Benzo Addiction

How does a Benzo Addiction Start?

Medications like Xanax and other benzodiazepines were created by pharmaceutical companies with the best intentions. These types of medications act as a tranquilizer to help calm a person who is struggling with anxiety. Benzos assist in relieving stress, fears, and anxiety of the person taking the medication, but also release a pleasing effect in the body. Some people immediately feel the high that comes from benzos and begin abusing the medications. Others develop their dependence over time.

What is Benzodiazepine?

Benzodiazepine – also known as “benzos” – a psychoactive drug that is commonly prescribed for the treatment of anxiety, insomnia, seizures, muscle spasms, alcohol withdrawal, and agitation or some forms of anxiety. Benzos are often used as a premedication for some medical or dental procedures. Benzos were also being prescribed to help people who were going through alcohol withdrawal, but it was found that this medication can also be highly addictive. Whether the medication is being used to help treat withdrawals or other physical and mental health issues, a person can become addicted to the medication.
Most commonly abused benzodiazepines

In general, benzos are safe and effective for treatment of a number of conditions if used only in the short term. Long-term use or abuse of the drug often leads to a powerful addiction effect and extremely intense withdrawal symptoms upon cessation of use. These drugs are also commonly taken with other drugs or alcohol and as such, they have been associated with a number of high-profile celebrity drug overdoses in the past several decades.
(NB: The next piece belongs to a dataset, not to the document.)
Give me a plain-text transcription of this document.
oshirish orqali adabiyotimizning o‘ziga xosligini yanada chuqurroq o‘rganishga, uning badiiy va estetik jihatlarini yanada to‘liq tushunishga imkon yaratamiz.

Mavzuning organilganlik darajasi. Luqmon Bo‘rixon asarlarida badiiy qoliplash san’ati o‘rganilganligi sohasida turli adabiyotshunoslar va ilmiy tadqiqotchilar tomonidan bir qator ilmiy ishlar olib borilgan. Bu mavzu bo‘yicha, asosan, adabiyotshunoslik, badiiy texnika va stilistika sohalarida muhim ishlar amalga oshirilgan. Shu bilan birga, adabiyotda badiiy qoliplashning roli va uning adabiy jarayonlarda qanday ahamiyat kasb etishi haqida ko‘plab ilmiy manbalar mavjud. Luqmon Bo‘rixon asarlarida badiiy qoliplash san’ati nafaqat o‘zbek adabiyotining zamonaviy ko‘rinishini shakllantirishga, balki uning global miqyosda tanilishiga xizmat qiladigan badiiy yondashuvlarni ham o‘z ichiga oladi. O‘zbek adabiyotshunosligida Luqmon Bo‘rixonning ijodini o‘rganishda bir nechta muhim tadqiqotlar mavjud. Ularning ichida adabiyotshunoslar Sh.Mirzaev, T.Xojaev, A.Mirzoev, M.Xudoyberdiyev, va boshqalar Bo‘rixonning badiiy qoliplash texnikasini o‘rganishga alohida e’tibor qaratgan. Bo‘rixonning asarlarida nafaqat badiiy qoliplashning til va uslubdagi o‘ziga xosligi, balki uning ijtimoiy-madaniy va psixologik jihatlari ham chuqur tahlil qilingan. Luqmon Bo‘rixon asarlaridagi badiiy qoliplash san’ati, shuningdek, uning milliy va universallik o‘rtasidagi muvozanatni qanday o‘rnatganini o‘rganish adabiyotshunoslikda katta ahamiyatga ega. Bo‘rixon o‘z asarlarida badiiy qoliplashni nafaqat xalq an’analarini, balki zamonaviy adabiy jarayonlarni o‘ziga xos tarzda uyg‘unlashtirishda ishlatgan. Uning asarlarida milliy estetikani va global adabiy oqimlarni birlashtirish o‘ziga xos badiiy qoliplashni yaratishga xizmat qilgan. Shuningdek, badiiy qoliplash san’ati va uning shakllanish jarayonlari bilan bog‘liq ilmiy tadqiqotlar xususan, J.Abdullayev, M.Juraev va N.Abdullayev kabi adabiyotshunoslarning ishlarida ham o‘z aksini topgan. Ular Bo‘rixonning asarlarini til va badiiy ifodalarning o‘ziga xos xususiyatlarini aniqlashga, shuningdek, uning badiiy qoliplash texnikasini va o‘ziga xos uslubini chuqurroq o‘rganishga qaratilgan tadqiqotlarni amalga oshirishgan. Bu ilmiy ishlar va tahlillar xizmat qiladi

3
Benzodiazepines possess multiple medicinal applications due to the sedative, hypnotic, anxiolytic, anticonvulsant, muscle relaxant and amnesiac properties of the drug. That said, there is no approved long-term usage in a medical sense due to the high potential for addiction, abuse, and the powerful withdrawal that accompanies the cessation of use of the drug in higher amounts, or over a long time frame.

Most often, benzos are administered orally, but abusers have been known to administer the drug intravenously, by way of insufflation, intramuscularly or rectally in order to speed up the rate at which the drug is absorbed into the body or to make for a more powerful high.

How a Benzo Addiction Progresses

Once a person becomes tolerant to a benzodiazepine, they’ll need more in order to get the high that they’re looking for because their original dosage is no longer effective. They may be able to get an increased dosage from their doctor, but eventually, they will run out from abusing the medication. When this happens the primary doctor may notice the problem and stop prescribing the medication or recommend the person switch to a non-narcotic. At this point, the abuser will begin seeking other means of obtaining the medication, which may include seeing multiple doctors, stealing the medication or buying it illegally.

The Dangers of a Benzo Addiction

When the disease of addiction takes hold of the person, he or she disregards the potential dangers of substance abuse. Long-term abuse of medications like Xanax puts the person at a high risk of a fatal overdose. Benzodiazepines depress the central nervous system, which may cause shallow breathing and issues with the person’s heart. The long-term abuse of the medication may also cause the person to experience symptoms of withdrawal if they try to stop. Some symptoms may include depression, anxiety, and body aches. The more dangerous symptoms include seizures and suicidal thoughts.

Overcoming an Addiction to Xanax

Although it may seem like you’re in a hopeless situation when you’re struggling with a Xanax addiction, you can get help. A qualified addiction treatment facility has a carrying, knowledgeable staff who will ensure that you receive the care and treatment that you need. The first step towards overcoming an addiction to Xanax is to go through a medical detoxification process. This is to make sure that you don’t suffer from any of the uncomfortable and dangerous side effects from stopping your use of the medication. From here, you’ll begin in-depth addiction treatment where you’ll learn how to manage your life without having to turn to mind-altering substances. You’ll be amazed at how different life strategies can help you manage the stresses of life without having to pick up a benzodiazepine again.